On Darwin. On Linux, clang C++0x support is a moot point because clang-linux uses the GNU stdlib. Also, according to the regression tests, clang + libc++ can't compile most of Boost.
I started those tests just a day ago. I managed to mess up both the user-config.jam, and stopping the results getting submitted to the official boost test page. Hopefully more reasonable tests should appear in the next couple of days. Out of interest, how should I best add c++0x to clang? At the moment, I am just passing -std=c++0x as a compileflag.
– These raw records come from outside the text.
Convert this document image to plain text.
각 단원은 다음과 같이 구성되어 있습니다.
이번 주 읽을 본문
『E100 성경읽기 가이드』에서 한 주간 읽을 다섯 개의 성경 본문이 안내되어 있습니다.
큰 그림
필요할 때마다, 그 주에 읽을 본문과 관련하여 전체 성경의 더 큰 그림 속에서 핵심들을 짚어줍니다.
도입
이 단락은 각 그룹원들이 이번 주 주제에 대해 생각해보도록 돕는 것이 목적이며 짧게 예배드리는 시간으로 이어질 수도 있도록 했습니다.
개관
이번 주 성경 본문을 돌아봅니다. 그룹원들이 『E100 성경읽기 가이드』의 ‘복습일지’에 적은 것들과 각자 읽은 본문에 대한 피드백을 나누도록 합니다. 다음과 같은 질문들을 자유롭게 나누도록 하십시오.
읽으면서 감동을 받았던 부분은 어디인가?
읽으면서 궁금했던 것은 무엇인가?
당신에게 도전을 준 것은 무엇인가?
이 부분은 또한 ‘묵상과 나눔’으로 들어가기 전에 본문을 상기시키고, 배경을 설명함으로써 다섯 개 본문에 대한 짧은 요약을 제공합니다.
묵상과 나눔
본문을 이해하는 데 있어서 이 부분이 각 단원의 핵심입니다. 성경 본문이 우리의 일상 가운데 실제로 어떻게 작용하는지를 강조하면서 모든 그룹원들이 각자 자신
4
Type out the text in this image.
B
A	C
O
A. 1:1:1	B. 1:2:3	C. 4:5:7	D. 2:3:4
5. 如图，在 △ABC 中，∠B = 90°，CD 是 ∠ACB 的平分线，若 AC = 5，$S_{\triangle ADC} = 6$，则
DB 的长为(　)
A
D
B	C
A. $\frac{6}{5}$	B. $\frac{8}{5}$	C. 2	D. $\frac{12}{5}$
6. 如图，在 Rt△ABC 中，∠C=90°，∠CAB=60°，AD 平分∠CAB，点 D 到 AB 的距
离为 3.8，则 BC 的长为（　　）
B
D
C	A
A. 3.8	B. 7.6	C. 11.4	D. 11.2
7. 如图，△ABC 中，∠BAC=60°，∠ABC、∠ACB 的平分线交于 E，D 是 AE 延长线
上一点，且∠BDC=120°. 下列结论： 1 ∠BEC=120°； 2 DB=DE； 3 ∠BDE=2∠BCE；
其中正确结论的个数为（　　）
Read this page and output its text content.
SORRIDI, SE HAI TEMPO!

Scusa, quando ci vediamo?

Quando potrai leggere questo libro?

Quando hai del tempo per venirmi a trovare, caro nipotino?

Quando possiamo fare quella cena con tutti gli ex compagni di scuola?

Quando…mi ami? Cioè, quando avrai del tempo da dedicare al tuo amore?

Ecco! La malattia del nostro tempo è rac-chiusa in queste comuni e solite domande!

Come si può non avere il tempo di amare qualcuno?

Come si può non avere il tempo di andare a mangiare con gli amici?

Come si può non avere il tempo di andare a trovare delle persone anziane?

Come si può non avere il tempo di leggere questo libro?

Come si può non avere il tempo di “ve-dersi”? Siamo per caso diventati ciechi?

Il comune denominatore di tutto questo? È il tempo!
Part of the problem here is that GNU seems to make a policy of changing working parts of their C++(03/99) stdlib to use C++0x features that only G++ supports, without leaving the old, working C++03/C++99 code in place (the <iomanip> header change from 4.4 to 4.5 is an excellent example of this). Given that both Apple and Intel are targets of GNU's political attacks these days, and given that both Clang (an Apple supported compiler) and the intel compiler use the GNU stdlib on Linux, I suspect that GNU is intentionally trying to poison intel-linux and clang-linux.
I really wouldn't make a claim that strong. What is true is that each version of the libstdc++ is designed to run with exactly one version of g++. It uses the best features of that version of the compiler. libstdc++ is treated as just a sub-part of the g++ compiler.